I confess that my celebratory mood is dampened by a lack of confidence in the sustainability of the grand experiment of what now seems to be best rebranded as the Fragmented States of America. Why? Let me count the ways (in random order): polarization, identity politics, LGBTQIA, #MeToo, Black Lives Matter, the 1619 Project, systemic racism, privilege, critical race theory, trigger warnings, microaggressions, safe spaces, taking the knee, hate speech, hate crimes, pronouns of choice, the singular “they,” diversity, inclusion, renaming buildings, destroying monuments, cancel culture, ad infinitum, ad nauseam.

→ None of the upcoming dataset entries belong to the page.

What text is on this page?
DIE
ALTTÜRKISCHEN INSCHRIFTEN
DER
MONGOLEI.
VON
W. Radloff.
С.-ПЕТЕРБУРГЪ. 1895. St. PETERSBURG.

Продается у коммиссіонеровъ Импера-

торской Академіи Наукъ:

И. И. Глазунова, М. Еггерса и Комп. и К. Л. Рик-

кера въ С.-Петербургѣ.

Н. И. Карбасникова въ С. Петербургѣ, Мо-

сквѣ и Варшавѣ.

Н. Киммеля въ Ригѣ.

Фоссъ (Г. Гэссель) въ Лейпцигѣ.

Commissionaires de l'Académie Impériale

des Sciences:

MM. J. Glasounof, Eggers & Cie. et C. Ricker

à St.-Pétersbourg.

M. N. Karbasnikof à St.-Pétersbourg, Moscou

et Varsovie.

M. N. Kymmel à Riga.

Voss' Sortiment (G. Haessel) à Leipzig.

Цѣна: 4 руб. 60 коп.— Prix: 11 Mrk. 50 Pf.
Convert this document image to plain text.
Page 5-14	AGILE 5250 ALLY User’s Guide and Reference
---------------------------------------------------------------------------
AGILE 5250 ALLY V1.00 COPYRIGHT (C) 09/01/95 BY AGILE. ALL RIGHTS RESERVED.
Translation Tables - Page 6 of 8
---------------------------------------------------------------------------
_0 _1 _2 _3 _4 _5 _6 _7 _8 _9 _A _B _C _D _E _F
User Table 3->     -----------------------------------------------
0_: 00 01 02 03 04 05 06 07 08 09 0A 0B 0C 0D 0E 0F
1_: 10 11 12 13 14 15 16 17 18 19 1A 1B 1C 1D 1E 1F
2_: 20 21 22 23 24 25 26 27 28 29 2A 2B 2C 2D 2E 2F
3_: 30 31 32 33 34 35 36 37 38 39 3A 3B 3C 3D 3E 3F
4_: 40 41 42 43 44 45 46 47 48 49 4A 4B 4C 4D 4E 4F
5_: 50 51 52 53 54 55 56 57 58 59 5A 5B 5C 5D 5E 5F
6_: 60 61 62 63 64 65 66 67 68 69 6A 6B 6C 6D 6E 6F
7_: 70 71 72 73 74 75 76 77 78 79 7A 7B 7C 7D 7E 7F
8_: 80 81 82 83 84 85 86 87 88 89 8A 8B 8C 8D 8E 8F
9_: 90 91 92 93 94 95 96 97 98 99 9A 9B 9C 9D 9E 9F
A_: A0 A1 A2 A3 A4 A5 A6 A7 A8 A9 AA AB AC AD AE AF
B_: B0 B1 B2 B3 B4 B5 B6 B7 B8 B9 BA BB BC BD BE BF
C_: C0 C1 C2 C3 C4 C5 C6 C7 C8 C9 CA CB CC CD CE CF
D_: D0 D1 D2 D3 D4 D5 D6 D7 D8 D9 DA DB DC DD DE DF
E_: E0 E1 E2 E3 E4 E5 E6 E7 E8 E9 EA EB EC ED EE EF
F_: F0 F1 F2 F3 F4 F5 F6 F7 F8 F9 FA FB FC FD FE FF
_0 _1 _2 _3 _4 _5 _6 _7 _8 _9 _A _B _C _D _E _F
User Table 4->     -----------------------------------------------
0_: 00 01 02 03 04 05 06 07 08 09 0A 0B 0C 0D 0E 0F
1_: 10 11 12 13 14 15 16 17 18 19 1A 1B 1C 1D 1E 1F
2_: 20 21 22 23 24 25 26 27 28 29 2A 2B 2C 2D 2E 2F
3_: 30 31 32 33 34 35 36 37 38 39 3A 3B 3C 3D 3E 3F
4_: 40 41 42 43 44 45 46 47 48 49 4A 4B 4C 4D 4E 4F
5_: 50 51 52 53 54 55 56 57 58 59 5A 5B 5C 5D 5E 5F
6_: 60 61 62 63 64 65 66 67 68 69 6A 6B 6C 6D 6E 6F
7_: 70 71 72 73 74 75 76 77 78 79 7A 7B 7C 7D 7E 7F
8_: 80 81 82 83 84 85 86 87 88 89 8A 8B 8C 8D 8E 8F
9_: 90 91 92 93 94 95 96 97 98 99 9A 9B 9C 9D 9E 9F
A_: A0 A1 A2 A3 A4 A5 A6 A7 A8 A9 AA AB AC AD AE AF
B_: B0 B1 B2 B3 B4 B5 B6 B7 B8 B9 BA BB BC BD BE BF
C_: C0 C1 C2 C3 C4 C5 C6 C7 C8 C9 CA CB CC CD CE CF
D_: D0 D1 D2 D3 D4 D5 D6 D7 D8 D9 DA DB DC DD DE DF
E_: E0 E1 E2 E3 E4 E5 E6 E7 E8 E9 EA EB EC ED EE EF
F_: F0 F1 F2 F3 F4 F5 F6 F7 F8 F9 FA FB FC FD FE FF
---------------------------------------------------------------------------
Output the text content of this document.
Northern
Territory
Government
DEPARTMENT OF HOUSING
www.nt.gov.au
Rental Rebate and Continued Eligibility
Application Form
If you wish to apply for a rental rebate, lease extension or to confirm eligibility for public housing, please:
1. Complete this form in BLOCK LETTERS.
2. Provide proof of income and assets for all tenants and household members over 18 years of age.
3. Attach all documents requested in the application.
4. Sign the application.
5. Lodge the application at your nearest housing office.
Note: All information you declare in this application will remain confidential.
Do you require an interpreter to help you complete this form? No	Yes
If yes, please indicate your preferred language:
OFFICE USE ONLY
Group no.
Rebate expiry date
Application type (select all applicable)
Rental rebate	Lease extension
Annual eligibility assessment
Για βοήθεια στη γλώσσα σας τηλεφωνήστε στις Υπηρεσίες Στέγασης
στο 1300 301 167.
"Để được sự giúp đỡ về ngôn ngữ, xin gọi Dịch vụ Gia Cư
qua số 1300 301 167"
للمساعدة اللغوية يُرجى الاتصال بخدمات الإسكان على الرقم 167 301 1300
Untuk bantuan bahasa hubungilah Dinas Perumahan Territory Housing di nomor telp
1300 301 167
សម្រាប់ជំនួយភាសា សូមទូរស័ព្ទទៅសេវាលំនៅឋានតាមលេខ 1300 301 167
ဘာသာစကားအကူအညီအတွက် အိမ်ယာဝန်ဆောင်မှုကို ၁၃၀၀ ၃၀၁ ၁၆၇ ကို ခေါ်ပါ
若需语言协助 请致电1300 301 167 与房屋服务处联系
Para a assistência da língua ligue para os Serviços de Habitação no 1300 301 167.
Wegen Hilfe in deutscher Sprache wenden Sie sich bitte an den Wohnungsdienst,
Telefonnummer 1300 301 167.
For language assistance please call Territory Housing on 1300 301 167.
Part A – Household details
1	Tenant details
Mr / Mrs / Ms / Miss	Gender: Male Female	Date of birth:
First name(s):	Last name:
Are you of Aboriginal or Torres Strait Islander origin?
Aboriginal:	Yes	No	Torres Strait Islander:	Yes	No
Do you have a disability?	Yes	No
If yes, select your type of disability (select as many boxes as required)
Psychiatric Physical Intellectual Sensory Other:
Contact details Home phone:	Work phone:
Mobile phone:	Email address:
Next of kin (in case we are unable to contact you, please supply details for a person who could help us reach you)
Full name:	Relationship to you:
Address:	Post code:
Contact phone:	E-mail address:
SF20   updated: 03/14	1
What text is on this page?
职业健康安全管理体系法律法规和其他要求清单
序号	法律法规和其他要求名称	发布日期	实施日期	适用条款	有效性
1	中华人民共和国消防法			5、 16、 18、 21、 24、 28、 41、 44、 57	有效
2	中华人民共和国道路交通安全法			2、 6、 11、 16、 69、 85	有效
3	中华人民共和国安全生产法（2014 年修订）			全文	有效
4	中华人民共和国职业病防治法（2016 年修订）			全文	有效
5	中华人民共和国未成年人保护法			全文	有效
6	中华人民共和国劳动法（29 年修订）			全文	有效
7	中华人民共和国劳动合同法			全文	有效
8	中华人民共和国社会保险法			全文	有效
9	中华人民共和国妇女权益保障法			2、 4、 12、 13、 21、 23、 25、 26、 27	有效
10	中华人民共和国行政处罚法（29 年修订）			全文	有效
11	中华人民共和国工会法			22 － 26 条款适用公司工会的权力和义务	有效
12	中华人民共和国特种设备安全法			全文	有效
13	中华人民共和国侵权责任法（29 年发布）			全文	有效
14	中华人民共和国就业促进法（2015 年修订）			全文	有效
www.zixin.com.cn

Despite this endless list of reservations, the perspective of the woman I quoted above and that of my dear friends the Bugarius who live it every day give me a tentative sense of hope for the future. I also encounter every semester students from other countries–China, Yemen, Ethiopia–who celebrate the freedoms and the opportunities they have experienced in their new homeland. I hope that the ability of these new Americans to provide unique context in terms of place and time offers a more accurate assessment of the American future than my own sense that we are slowly breaking apart and that diversity is going to prevail over unity. My prayer is that we may somehow return to the values expressed in the Pledge that we as children made every morning, hands on hearts, before beginning the school day: One nation under God, indivisible, with liberty and justice for all.
May we, indeed, fulfill the promise of that profound Romanian greeting that wishes not just the ephemeral joy of a fireworks celebration, but takes the long view expressed in the Gettysburg Address: “That this nation shall have a new birth of freedom and that government of the people, by the people, for the people shall not perish from the earth.”